I must admit I’m rather speechless. I have never seen such uniformly harsh reviews of Moore’s work, particular from those who begin their reviews by stressing they are indeed Moore fans. Of course we’ll have to wait for further reviews to make a more accurate judgment call, but I think it may be safe to assume at this stage that “Captain Mike Across America” is a flop. All of this, of course, make me beg the questions once again… why on earth did Moore release this film? What did he hope to gain from it? Time will only tell.
In the comments to this thread, DVDGuy posted a link to a review of Moore’s new ego stroke, Captain Mike’s Giant Ego Trip And Exploration Of Paranoia And Trumped-Up Fluffery (I may have the name a bit wrong, not sure). In that review, Todd Brown, a self-confessed Moore fan, has a lot to say, including this:
Mike? You’re better than this. And you’d better remember it before all of those adoring people forget why they cared about anything you had to say in the first place.
Todd? I’m sorry to be the one to tell you this, but no. No, he’s not better than this. And to make matters worse, he never has been. I too used to be a fan and thought Mike was fighting the good fight. One day I woke up and realized that he was, indeed, fighting a great fight, only it was one designed to bolster his ego, cater to his paranoia and line his pockets.
Everyone should go check out Todd Brown’s review. It’s very much something I could have written about five minutes after I saw Bowling For Columbine.
A set of seven new photos from Michael Moore’s new movie “Captain Mike Across America” have been released. Upon looking at the stills, nothing seemed remarkable to me about them.
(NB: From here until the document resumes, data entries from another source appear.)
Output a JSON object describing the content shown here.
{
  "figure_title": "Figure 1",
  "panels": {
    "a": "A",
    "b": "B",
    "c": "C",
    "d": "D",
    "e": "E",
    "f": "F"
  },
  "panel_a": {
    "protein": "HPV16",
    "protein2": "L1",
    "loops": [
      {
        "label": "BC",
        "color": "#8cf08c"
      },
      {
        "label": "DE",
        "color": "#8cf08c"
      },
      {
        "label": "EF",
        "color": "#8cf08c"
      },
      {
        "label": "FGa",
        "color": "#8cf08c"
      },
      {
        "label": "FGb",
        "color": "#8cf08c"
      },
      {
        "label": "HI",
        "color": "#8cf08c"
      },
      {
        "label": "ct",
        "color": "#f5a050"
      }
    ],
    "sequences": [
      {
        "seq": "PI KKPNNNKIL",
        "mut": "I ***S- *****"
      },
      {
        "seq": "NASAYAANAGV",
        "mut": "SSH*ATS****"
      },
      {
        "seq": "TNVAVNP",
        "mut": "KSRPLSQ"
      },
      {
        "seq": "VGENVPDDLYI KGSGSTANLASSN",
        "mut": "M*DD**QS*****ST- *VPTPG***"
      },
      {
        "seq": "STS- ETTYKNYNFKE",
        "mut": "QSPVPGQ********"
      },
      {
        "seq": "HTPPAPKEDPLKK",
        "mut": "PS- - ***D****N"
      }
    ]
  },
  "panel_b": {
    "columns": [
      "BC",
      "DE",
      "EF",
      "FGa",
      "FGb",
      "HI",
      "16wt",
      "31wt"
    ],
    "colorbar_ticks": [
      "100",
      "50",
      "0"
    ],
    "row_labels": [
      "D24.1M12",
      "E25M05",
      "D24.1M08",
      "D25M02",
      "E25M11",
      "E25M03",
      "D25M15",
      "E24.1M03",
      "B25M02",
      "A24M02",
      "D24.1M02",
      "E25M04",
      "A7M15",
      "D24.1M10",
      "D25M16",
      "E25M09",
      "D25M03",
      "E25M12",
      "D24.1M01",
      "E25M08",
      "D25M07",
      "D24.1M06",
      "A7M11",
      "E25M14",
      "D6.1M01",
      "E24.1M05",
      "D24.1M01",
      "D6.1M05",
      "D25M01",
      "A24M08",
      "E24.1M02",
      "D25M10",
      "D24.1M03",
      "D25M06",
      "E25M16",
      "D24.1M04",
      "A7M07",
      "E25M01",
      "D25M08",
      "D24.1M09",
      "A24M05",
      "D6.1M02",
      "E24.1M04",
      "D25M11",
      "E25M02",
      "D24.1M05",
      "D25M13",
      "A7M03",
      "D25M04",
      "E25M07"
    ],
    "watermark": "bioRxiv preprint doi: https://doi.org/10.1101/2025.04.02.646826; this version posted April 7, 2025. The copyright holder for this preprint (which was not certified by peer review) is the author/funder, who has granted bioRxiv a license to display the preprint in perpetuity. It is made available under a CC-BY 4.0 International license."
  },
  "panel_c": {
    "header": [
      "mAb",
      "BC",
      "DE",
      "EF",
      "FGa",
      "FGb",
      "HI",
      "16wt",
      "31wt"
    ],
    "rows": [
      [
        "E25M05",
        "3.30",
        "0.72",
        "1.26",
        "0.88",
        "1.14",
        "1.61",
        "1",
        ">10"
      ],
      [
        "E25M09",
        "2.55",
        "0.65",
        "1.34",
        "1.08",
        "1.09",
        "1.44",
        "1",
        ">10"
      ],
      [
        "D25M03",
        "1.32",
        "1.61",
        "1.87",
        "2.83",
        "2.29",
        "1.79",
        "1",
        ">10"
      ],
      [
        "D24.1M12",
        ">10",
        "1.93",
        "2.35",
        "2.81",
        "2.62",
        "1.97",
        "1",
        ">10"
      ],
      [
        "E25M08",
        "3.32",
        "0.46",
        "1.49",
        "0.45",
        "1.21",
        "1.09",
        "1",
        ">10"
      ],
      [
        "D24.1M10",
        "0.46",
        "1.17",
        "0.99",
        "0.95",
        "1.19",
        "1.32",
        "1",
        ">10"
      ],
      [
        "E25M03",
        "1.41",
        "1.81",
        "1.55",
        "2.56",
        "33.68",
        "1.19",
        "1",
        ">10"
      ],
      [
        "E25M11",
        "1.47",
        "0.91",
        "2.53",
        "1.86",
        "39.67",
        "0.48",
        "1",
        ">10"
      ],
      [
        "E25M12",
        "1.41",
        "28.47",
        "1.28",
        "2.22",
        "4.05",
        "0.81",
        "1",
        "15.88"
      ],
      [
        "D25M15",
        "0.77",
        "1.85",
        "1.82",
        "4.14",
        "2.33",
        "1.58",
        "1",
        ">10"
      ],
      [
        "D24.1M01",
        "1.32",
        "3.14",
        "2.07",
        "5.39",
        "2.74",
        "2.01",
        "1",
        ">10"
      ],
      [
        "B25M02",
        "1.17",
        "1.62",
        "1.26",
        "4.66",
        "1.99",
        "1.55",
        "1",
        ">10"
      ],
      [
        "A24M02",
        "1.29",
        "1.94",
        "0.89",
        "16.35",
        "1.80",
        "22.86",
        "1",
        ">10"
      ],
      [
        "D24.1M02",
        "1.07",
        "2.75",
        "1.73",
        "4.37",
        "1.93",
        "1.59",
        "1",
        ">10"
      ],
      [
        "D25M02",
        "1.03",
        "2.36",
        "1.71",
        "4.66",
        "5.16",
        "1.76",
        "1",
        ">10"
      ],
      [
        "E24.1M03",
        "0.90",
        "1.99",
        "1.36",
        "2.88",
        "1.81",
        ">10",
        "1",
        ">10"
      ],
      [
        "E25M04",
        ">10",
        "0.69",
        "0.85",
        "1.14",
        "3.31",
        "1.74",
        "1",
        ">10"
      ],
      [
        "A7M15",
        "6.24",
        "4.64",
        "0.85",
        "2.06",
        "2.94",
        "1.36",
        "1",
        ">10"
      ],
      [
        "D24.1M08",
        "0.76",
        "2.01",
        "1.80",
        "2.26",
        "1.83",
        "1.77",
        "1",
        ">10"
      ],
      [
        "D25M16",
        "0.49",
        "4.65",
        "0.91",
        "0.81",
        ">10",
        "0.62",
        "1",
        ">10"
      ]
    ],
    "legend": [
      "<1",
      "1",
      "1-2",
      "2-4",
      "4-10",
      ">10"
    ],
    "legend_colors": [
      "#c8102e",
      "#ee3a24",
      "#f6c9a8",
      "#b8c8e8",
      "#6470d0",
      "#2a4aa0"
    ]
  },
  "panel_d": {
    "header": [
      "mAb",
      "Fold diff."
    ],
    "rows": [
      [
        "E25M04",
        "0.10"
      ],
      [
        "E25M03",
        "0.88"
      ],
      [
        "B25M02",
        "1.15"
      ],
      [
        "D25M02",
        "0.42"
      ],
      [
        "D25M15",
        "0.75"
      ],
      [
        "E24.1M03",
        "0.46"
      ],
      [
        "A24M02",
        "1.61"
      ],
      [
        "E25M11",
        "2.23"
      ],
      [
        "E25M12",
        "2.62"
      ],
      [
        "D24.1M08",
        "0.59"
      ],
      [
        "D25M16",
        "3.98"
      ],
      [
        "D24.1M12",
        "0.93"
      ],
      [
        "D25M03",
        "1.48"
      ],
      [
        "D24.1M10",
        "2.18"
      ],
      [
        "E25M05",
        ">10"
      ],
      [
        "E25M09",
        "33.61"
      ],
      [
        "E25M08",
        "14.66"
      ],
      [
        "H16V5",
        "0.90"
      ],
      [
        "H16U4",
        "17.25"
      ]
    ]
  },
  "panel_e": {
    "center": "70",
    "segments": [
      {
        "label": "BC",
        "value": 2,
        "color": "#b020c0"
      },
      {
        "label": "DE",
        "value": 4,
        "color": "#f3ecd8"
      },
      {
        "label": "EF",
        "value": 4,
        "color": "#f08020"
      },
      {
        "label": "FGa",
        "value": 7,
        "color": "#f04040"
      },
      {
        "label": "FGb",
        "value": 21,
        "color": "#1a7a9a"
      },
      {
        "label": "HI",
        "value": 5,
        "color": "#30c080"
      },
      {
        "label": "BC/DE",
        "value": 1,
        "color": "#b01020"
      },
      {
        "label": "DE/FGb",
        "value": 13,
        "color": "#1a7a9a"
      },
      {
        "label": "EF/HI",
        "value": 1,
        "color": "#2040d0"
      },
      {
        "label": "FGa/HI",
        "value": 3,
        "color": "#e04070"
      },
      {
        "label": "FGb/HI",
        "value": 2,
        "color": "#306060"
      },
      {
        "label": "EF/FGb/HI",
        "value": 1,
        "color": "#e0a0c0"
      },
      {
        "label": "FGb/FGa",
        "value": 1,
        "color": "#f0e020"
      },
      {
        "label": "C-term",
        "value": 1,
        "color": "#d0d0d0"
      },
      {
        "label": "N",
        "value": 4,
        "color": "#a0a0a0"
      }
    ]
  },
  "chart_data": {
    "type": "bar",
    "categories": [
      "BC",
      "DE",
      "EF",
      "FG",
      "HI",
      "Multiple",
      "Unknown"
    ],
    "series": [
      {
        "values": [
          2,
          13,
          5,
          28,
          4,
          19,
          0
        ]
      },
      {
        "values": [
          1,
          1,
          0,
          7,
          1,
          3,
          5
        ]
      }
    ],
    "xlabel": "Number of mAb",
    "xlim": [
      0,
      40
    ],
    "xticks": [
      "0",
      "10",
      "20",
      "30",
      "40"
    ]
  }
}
However, this small caption from the article suddenly caught my eye:
The photos look like the film will surprise many people who were expecting something completely different. The film seems like it was aimed at the Bush supporters who crashed the 2004 tour.
This of course made me take a second look at the batch of photos and, sure enough, almost all of them were focused on the Bush supporters outside the rallies rather than Moore and the rally attendees themselves. Ummm… why? I cannot imagine what message Moore is trying to send with this movie or what goal he is hoping to accomplish. I for one will be interested to see how this plays out when the movie finally sees a release.
Documentary filmmaker Michael Moore will be up to his old tricks at the Toronto film festival, which helped launch his controversial career with Roger & Me. Moore’s latest political doc, Captain Mike Across America, has been added to the sprawling Special Presentations program.
Moore, who has been openly contemptuous of U.S. President George W. Bush for years, is seen on the 2004 presidential election campaign following the candidates in what he called the Slacker Uprising Tour. Among Moore’s “slacker” pals were Roseanne Barr, Eddie Vedder, Viggo Mortensen, Steve Earl and Joan Baez.
I’m assuming this the “sequel” to Fahrenheit 9/11 Moore shot while on the Slacker Uprising Tour but I haven’t been able to find anything about the film on Moore’s site. I find it rather odd Moore hasn’t does any substantial publicity for this project… curious. Anyone know more about this new film?